Trzy pary, które zostały w półfinale, musiały wykonać po dwa tańce, a na pierwszy ogień poszła Edyta Zając i Michał Bartkiewicz. Para zachwyciła jurorów, a Andrzej Grabowski zdobył się na dość nieoczekiwane wyznanie. Aktor zdradził, że gdy pierwszy raz zobaczył Zając, uznał ją za "żmijkę", co, jak się okazało, było bardzo mylnym pierwszym wrażeniem.
Dla odmiany Julia Wieniawa po raz kolejny skarżyła się, że ciężko być uznawaną za najlepszą...
Łatka faworytki nie jest dobra, nie pomaga. W ostatnim odcinku odpadła faworytka Ania Karwan - wyznała Julka, sugerując wysyłającym na nią SMSy, by nie spoczywali na laurach. Jest to moje marzenie, żeby zrobić naprawdę piękny finał - dodała rozmarzona.

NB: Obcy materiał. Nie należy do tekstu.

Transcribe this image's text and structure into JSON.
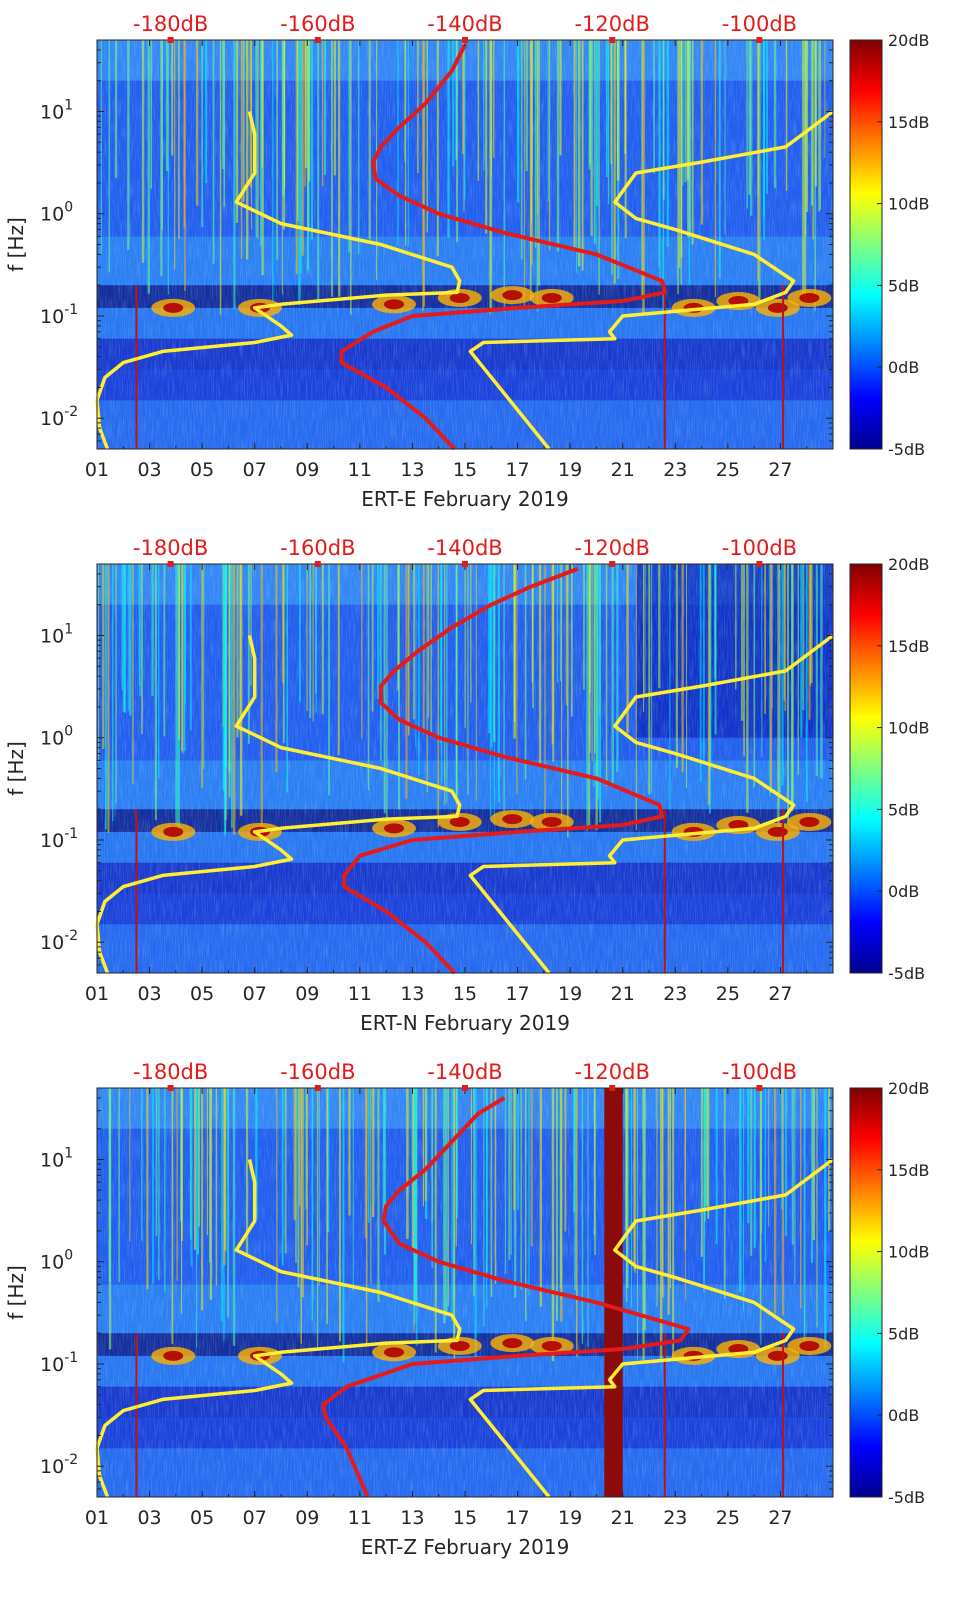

Dobre izolacje! - pochwaliło jej taniec jury.
Izolacja jest teraz bardzo ważna, taka metafora - śmiała się Wieniawa.
W tym tańcu byłaś podana jak na talerzu, można cię było sprawdzić w każdym ruchu, masz władze nad swoim ciałem, wyglądasz jak rasowa tancerka! - komplementowała celebrytkę Iwona Pavlović.
Nie wiadomo, jak długo potrwa program, oby potrwał do końca! Staram się cieszyć z każdej chwili - podkreśliła zachwycona komplementami Julka.
Sylwester Wilk, który dość nieoczekiwanie wrócił do programu, opowiedział o tym, co poczuł, gdy przeczytał w sieci hejterskie komentarze na temat swojego "wielkiego come backu".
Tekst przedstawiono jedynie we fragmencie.